Мне стало тесно в сценических рамках. Захотелось перешагнуть через рампу.
И я сделал это в бенефисной постановке, выведя действие в оркестр и на авансцену.
Итак, прежде чем передать свои театральные навыки артистам, работая с ними перед киноаппаратом, я почувствовал необходимость расширить свои театральные режиссерские замыслы и вынести их за рампу — в зрительный зал. ‹…› для сцены я состарился.
Кинематография принесла «омоложение», и я его приветствовал, как Генрих Раутенделейн, и в марте 1913 года подписал свой первый договор с П. Г. Тиманом. ‹…›
Итак, я начал работу в кинематографе режиссером кинофирмы «Тиман, Рейнгардт, Осипов и К⁰». ‹…›
Рижский сезон был моей «лебединой» театральной песнью. Рижская пресса устроила мне сердечные проводы из театра в кино.

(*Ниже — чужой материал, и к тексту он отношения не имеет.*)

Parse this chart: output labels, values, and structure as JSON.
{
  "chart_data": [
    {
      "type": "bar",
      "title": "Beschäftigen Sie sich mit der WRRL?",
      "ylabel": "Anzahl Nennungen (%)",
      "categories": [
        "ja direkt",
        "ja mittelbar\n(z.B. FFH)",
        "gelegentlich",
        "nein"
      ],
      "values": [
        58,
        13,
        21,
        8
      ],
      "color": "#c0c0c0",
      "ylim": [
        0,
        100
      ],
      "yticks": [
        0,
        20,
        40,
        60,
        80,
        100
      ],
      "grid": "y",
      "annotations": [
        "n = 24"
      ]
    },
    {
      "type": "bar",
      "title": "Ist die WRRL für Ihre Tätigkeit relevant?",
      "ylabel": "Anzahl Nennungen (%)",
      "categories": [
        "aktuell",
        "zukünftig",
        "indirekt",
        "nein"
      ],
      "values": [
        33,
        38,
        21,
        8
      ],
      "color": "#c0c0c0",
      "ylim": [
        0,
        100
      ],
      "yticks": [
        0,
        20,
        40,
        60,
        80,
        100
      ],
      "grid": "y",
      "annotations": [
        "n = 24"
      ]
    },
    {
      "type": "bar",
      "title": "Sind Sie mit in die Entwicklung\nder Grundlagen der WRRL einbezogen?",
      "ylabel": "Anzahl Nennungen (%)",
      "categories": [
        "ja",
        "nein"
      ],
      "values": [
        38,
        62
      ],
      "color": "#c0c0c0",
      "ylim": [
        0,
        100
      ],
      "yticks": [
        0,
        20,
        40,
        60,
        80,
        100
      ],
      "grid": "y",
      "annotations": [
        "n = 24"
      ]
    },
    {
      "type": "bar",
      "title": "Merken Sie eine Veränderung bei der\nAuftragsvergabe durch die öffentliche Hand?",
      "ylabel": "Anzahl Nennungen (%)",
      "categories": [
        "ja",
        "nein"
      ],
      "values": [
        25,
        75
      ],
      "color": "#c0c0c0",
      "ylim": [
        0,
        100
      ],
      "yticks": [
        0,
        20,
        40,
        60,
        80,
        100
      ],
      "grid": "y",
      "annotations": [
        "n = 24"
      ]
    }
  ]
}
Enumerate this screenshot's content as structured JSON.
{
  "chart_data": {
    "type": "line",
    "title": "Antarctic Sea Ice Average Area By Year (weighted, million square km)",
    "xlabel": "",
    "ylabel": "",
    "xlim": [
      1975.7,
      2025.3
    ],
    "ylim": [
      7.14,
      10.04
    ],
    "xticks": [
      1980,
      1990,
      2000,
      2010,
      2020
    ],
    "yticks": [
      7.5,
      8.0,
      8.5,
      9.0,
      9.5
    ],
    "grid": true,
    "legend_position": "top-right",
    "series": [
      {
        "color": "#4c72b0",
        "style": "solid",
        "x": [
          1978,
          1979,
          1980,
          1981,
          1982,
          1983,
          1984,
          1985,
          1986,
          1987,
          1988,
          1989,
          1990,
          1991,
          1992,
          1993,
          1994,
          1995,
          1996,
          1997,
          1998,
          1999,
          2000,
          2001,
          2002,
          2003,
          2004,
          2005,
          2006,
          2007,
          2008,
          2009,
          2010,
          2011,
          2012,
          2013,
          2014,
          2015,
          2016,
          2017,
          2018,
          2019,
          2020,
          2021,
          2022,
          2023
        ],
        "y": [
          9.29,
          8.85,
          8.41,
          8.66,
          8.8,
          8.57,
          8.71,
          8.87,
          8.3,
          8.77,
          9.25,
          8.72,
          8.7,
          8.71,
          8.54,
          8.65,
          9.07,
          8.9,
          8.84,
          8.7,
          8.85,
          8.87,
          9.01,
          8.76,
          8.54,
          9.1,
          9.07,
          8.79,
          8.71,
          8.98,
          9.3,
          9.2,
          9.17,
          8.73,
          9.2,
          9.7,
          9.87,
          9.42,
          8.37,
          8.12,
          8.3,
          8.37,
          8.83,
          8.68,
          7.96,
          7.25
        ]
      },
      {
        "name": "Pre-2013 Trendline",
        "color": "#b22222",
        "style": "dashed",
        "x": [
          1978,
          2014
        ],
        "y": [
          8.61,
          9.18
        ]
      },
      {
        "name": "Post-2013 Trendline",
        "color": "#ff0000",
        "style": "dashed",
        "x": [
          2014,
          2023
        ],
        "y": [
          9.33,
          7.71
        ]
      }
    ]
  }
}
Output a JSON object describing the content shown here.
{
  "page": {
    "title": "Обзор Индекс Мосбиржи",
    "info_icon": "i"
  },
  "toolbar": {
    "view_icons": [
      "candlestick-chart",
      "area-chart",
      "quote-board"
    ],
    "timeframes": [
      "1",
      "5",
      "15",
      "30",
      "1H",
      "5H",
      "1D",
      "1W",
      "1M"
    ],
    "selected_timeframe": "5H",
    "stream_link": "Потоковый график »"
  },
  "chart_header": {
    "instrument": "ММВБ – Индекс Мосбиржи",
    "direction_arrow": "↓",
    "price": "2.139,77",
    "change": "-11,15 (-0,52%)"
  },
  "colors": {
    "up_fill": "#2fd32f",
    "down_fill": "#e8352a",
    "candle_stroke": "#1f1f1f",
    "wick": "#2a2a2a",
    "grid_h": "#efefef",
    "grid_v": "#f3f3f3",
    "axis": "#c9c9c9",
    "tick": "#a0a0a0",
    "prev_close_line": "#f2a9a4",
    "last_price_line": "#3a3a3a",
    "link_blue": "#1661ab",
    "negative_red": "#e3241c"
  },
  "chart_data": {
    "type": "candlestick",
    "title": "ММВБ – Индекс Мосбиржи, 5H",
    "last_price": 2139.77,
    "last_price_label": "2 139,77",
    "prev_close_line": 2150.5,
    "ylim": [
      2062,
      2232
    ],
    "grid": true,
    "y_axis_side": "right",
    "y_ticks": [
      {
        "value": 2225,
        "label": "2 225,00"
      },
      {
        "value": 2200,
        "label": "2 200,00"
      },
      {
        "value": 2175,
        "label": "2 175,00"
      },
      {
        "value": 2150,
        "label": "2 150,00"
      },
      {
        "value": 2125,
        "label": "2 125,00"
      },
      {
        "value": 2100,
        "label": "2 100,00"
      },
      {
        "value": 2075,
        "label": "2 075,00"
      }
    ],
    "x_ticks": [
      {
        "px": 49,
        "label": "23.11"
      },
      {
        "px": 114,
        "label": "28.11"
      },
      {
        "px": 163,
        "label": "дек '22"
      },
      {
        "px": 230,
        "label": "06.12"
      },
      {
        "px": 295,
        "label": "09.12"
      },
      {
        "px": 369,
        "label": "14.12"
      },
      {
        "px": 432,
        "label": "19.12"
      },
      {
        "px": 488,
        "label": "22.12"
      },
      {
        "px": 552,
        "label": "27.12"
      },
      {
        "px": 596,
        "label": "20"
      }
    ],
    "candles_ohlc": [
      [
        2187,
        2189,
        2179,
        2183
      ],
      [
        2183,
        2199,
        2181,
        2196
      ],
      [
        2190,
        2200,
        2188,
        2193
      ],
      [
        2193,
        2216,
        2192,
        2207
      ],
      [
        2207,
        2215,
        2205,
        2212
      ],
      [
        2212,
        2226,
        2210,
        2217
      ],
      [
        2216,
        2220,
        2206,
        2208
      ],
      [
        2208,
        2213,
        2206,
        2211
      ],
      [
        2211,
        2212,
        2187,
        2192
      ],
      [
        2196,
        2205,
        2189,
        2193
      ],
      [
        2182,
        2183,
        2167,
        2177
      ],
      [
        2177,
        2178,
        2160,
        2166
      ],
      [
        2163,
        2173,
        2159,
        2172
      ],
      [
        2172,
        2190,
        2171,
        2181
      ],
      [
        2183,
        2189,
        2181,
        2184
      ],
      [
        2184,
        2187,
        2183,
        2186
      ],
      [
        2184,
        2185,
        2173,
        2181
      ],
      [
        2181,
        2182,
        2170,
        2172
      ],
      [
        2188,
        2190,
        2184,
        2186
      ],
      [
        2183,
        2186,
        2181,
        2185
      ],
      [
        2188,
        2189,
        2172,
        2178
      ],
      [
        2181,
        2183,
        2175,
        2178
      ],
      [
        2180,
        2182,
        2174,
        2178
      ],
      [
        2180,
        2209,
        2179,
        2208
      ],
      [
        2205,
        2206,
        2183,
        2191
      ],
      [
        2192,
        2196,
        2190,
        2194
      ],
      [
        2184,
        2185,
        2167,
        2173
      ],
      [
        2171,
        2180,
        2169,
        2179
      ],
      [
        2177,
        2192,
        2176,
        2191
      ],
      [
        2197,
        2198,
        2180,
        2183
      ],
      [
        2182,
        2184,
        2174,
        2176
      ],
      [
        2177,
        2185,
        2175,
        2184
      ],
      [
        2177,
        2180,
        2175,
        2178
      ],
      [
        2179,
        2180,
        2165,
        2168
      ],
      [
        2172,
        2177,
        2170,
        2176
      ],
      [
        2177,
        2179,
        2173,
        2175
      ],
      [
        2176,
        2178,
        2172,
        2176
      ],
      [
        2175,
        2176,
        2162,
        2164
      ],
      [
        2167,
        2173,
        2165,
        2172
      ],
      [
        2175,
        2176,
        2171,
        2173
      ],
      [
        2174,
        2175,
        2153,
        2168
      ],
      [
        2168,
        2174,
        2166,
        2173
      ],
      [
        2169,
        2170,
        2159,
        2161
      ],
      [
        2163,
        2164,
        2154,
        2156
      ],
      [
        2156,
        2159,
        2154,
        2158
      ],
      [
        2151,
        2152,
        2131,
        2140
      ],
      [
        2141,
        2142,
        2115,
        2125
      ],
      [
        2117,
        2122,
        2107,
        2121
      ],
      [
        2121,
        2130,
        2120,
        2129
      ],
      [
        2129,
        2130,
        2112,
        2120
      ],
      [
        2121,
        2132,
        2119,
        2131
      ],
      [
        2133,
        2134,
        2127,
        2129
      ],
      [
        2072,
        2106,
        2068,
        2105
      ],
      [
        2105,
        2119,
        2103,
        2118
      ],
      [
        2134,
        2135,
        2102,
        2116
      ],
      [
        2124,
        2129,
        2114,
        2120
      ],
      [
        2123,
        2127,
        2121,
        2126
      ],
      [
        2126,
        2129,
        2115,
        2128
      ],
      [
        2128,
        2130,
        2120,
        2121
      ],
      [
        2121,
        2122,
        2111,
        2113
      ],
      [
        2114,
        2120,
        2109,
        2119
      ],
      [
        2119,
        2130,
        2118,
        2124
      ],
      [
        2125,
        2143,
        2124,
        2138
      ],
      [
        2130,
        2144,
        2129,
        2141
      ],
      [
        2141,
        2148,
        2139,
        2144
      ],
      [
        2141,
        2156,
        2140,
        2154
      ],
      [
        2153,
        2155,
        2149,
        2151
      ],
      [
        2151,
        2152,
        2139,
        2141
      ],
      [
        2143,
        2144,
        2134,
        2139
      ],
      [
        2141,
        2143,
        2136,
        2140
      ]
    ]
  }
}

После окончания сезона Н. Н. Синельников пригласил меня в Харьковский городской театр. Лаврецкий в «Дворянском гнезде», Райский в «Обрыве», Прибытков в «Последней жертве» были последними моими театральными ролями. ‹…›
Подписывая со мной договор на 1914 год, Тиман ликовал.
— Теперь-то мы начнем работу полным ритмом! — говорил он, потирая руки.
Говоря о ритме в дореволюционной кинематографии, не обязательно вспоминать теоретические определения понятия ритм. Организаторы дореволюционного русского кинопроизводства отнюдь не жаловали людей, склонных к философским размышлениям. Эмпирики в самом вульгарном смысле слова, они имели свои чрезвычайно характерные определения ритма. ‹…›
Ритм картины определялся различными по скорости и рисунку движениями актеров. Съемка была похожа на генеральную репетицию театрального спектакля, но без публики. Только действия мелькали слишком быстро — 5 минут, и сцена кончилась. Эта «краткость» сцен, окрики режиссера, отмечающие приближение «опасных» моментов, когда от актера потребуется особое напряженное состояние, ощущение близости съемочного аппарата и поскрипывание вертящейся ручки — вот и все, что казалось новым театральному актеру, пришедшему сниматься в кино. Работа была легкая и приятная. Природа... Солнце... Ролей учить не надо.
Итак, в 1914 году актер воспринимал искусство поведения перед объективом как облегченное и укороченное театральное действие.
Понятия о монтаже как об одном из основных творческих приемов создания кинофильма тогда не существовало, склеить по сценарию куски позитива, окрашенные в различные цвета, могла каждая внимательная склейщица. Предварительный же монтаж «рабочего сценария» по существу своему являлся не более чем обычной выпиской помрежа, следящего за своевременным выходом актеров на сцену. ‹…›
К концу года [1914] на меня обрушилась постановка «Петербургских трущоб» по В. Крестовскому. У фирмы уже был запас из десяти моих фильмов.
Даже для режиссера того времени это была рекордная цифра!
В чем же секрет этих чудовищных, с точки зрения современной техники, сроков?
Они были возможны при узаконенном театральном методе постановок, при крайне невысоких художественных требованиях предпринимателей, заинтересованных только в быстрейших сроках изготовления фильмов.
Гардин В. Воспоминания: В 2 т. Т. 1. М.: Госкиноиздат, 1949.